A total of 78,645 doses have been administered since 2019, out of which, 3,038 are fourth doses.

The first, second and third doses are 30,895, 25,224 and 19,488 respectively.

“We have rolled out defaulter tracking, an exercise done by community volunteers to trace all children who missed the jab,” county vaccination coordinator Christine Ong’eto said.

Malaria vaccination is being undertaken in Homa Bay town, Ndiwa and Kabondo Kasipul.

Since the jab launch, malaria cases in the county have dropped.

In 2015, the prevalence of malaria was 27 per cent, based on the Kenya Malaria Indicator Survey, which has since dropped to 3.6 per cent.

Other interventions include educating the public on malaria and social behaviour change.
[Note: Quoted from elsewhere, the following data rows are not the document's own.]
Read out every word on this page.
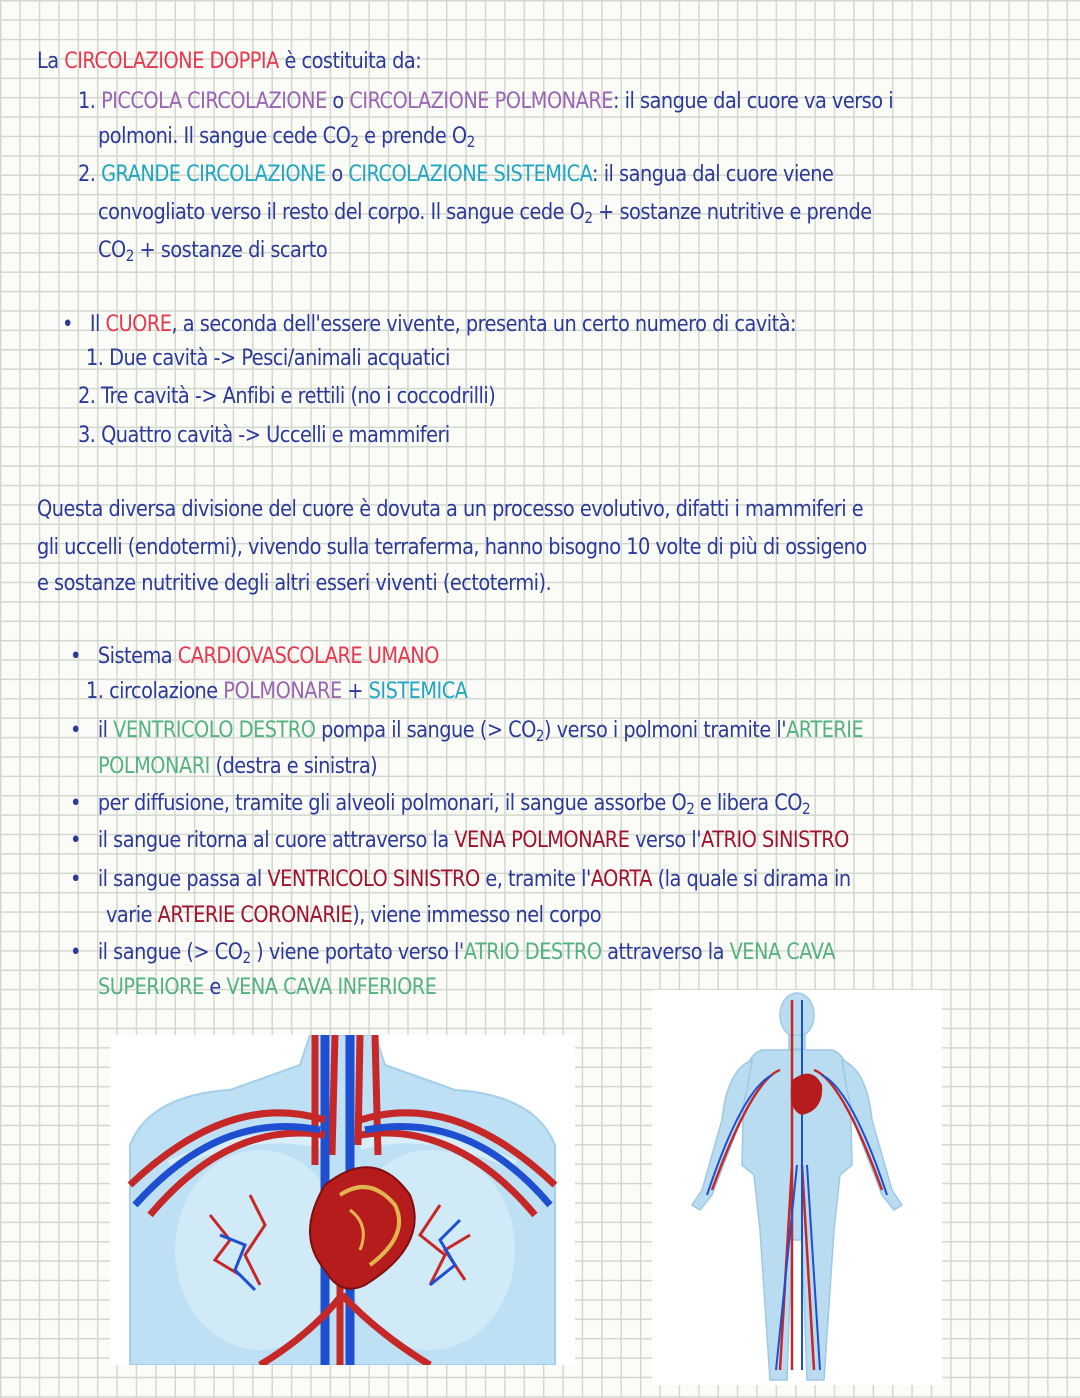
La CIRCOLAZIONE DOPPIA è costituita da:
1. PICCOLA CIRCOLAZIONE o CIRCOLAZIONE POLMONARE: il sangue dal cuore va verso i
polmoni. Il sangue cede $CO_2$ e prende $O_2$
2. GRANDE CIRCOLAZIONE o CIRCOLAZIONE SISTEMICA: il sangua dal cuore viene
convogliato verso il resto del corpo. Il sangue cede $O_2$ + sostanze nutritive e prende
$CO_2$ + sostanze di scarto
• Il CUORE, a seconda dell'essere vivente, presenta un certo numero di cavità:
1. Due cavità -> Pesci/animali acquatici
2. Tre cavità -> Anfibi e rettili (no i coccodrilli)
3. Quattro cavità -> Uccelli e mammiferi
Questa diversa divisione del cuore è dovuta a un processo evolutivo, difatti i mammiferi e
gli uccelli (endotermi), vivendo sulla terraferma, hanno bisogno 10 volte di più di ossigeno
e sostanze nutritive degli altri esseri viventi (ectotermi).
• Sistema CARDIOVASCOLARE UMANO
1. circolazione POLMONARE + SISTEMICA
• il VENTRICOLO DESTRO pompa il sangue (> $CO_2$) verso i polmoni tramite l'ARTERIE
POLMONARI (destra e sinistra)
• per diffusione, tramite gli alveoli polmonari, il sangue assorbe $O_2$ e libera $CO_2$
• il sangue ritorna al cuore attraverso la VENA POLMONARE verso l'ATRIO SINISTRO
• il sangue passa al VENTRICOLO SINISTRO e, tramite l'AORTA (la quale si dirama in
varie ARTERIE CORONARIE), viene immesso nel corpo
• il sangue (> $CO_2$ ) viene portato verso l'ATRIO DESTRO attraverso la VENA CAVA
SUPERIORE e VENA CAVA INFERIORE
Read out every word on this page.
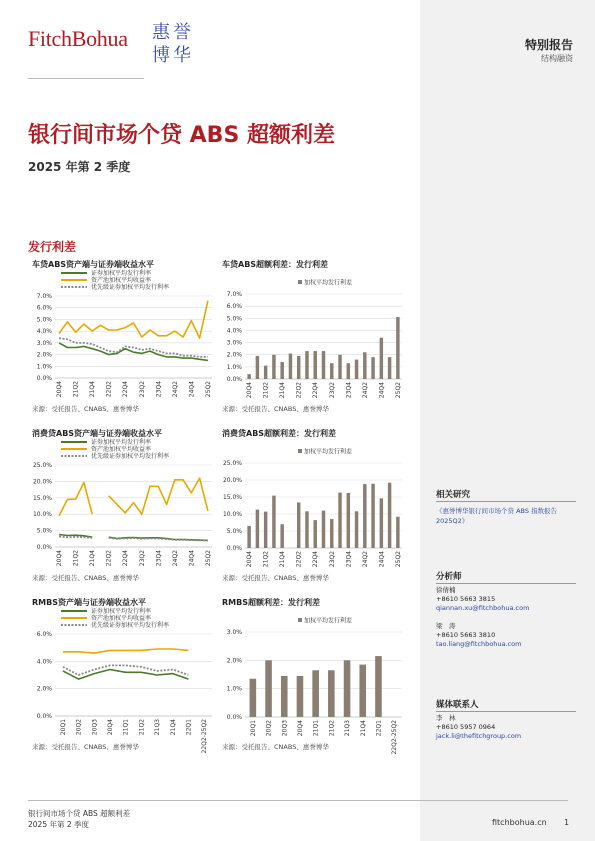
FitchBohua 惠 誉
博 华	特别报告
结构融资
银行间市场个贷 ABS 超额利差
2025 年第 2 季度
发行利差
车贷ABS资产端与证券端收益水平
证券加权平均发行利率
资产池加权平均收益率
优先级证券加权平均发行利率
0.0%
1.0%
2.0%
3.0%
4.0%
5.0%
6.0%
7.0%
20Q4 21Q2 21Q4 22Q2 22Q4 23Q2 23Q4 24Q2 24Q4 25Q2
来源：受托报告、CNABS、惠誉博华
车贷ABS超额利差：发行利差
加权平均发行利差
0.0%
1.0%
2.0%
3.0%
4.0%
5.0%
6.0%
7.0%
20Q4 21Q2 21Q4 22Q2 22Q4 23Q2 23Q4 24Q2 24Q4 25Q2
来源：受托报告、CNABS、惠誉博华
消费贷ABS资产端与证券端收益水平
证券加权平均发行利率
资产池加权平均收益率
优先级证券加权平均发行利率
0.0%
5.0%
10.0%
15.0%
20.0%
25.0%
20Q4 21Q2 21Q4 22Q2 22Q4 23Q2 23Q4 24Q2 24Q4 25Q2
来源：受托报告、CNABS、惠誉博华
消费贷ABS超额利差：发行利差
加权平均发行利差
0.0%
5.0%
10.0%
15.0%
20.0%
25.0%
20Q4 21Q2 21Q4 22Q2 22Q4 23Q2 23Q4 24Q2 24Q4 25Q2
来源：受托报告、CNABS、惠誉博华
RMBS资产端与证券端收益水平
证券加权平均发行利率
资产池加权平均收益率
优先级证券加权平均发行利率
0.0%
2.0%
4.0%
6.0%
20Q1 20Q2 20Q3 20Q4 21Q1 21Q2 21Q3 21Q4 22Q1 22Q2-25Q2
来源：受托报告、CNABS、惠誉博华
RMBS超额利差：发行利差
加权平均发行利差
0.0%
1.0%
2.0%
3.0%
20Q1 20Q2 20Q3 20Q4 21Q1 21Q2 21Q3 21Q4 22Q1 22Q2-25Q2
来源：受托报告、CNABS、惠誉博华
相关研究
《惠誉博华银行间市场个贷 ABS 指数报告 2025Q2》
分析师
徐倩楠
+8610 5663 3815
qiannan.xu@fitchbohua.com
梁　涛
+8610 5663 3810
tao.liang@fitchbohua.com
媒体联系人
李　林
+8610 5957 0964
jack.li@thefitchgroup.com
银行间市场个贷 ABS 超额利差
2025 年第 2 季度	fitchbohua.cn 1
“Injecting children as they come for childhood immunisation has helped in administering the malaria vaccine, reducing infections among infants,” said county malaria coordinator Richard Bonyo.

The new malaria vaccine was approved by the World Health Organisation after a pilot programme in Kenya, Malawi and Ghana.

Before its approval in October last year, the vaccine had been on trial since 1987.

The vaccine reduces severe malaria by 30 per cent even in areas where insecticide nets are widely used and there is access to treatment.

The Ministry of Health, through the National Vaccines and Immunisation Programme, is leading the project in Vihiga, Homa Bay, Kisumu, Migori, Siaya, Busia, Bungoma and Kakamega, counties that have significantly recorded a drop in malaria cases.

Through the Global Fund grant, Amref Health Africa in Kenya together with the Division of National Malaria Programme (DNMP) has been implementing community case management of malaria model in Kisii and Nyamira.

Communities are also trained on the importance of the jab.

Ms Esther Gogo from Ndiwa is among mothers trained by community health volunteers on the importance of the vaccine.

Her 10-month-old baby has received two shots of the jab.

Gogo’s two elder children aged six and 10 have contracted malaria several times which stunted their growth.

“I did not hesitate to get my boy the malaria jab. I do not want any of my children subjected to the suffering.”